New: This document has some additional suggestions for getting things to work on Heroku:
Near the end of the output, what you hope to see is something such as this:
remote: -----> Compressing...
remote: Done: 66.2M
remote: -----> Launching...
remote: Released v5
remote: https://phill-hello.herokuapp.com/ deployed to Heroku
remote:
remote: This app is using the Heroku-20 stack, however a newer stack is available.
remote: To upgrade to Heroku-22, see:
remote: https://devcenter.heroku.com/articles/upgrading-to-the-latest-stack
remote:
remote: Verifying deploy... done.
To https://git.heroku.com/phill-hello.git
7327a71..14006f3 main -> main
~/NervousSaltyActivecell$
Notice the line that says: https://phill-hello.herokuapp.com/ deployed to Heroku
Here, https://phill-hello.herokuapp.com/ is the URL that we can copy/paste in into our browser to see if the application works.
In general, it will be https://your-app-name.herokuapp.com where your-app-name is whatever you called the app when you created it with heroku create your-app-name
So, visit that URL and see if the web app is there.
Congraulations! You've deployed a simple Hello World app to Heroku!
Now that we've got the mechanics of Heroku down, the next step is to deploy something a bit more interesting to Heroku, and start taking advantage of the features it offers us.
That's what we'll do in Part 5.
In that case, here are some things you can do to try to figure out what went wrong:
Go to the heroku dashboard (dashboard.heroku.com), find your app.
At the upper right hand corner there is a button labelled More.
Click it, and you'll see a menu item called View Logs
On that page, you'll see the most recent error messages for the application. Sometimes these will help you understand what went wrong.

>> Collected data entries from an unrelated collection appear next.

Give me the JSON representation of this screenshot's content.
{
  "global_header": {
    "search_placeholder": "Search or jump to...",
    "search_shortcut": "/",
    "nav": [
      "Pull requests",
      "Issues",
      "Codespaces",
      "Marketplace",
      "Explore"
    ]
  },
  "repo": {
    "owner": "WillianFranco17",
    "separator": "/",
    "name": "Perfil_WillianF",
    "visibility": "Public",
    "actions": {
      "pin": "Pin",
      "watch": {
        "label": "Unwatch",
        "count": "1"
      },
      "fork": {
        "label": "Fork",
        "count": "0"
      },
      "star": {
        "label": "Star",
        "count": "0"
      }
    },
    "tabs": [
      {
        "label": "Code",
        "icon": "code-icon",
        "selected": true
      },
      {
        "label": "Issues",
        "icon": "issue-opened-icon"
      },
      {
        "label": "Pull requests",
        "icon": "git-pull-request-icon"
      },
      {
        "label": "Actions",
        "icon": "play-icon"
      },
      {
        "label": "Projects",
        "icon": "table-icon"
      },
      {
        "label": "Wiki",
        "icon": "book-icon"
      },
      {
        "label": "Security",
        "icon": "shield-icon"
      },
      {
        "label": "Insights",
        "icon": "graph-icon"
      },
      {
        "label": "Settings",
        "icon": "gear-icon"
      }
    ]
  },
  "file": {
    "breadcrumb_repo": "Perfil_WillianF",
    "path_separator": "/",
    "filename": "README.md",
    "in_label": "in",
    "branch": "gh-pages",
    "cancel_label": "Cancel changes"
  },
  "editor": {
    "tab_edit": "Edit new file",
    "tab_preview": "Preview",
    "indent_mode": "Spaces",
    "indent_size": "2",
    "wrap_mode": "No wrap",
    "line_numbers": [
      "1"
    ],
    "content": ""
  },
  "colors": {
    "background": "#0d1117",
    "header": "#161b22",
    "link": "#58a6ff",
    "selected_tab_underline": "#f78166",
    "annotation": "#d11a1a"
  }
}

If that doesn't help, then try typing this in the Shell window of your repl.it
heroku logs --app my-app-name
You'lll be able to see the most recent errors there. But if you want to see the errors flow by in real time, use this:
heroku logs --app my-app-name --tail
And then refresh the home page of yoru web app again
(e.g. https://my-app-name.herokuapp.com)
In your lab08-name1-name2 repo, in the README.md, add a heading
# Part 5
And under that, put links to:
your repl for the Hello World app that you deployed to Heroku
the URL of the deployed app on Heroku.
The last step is much shorter than the previous ones, so don't worry: you are almost finished with lab08.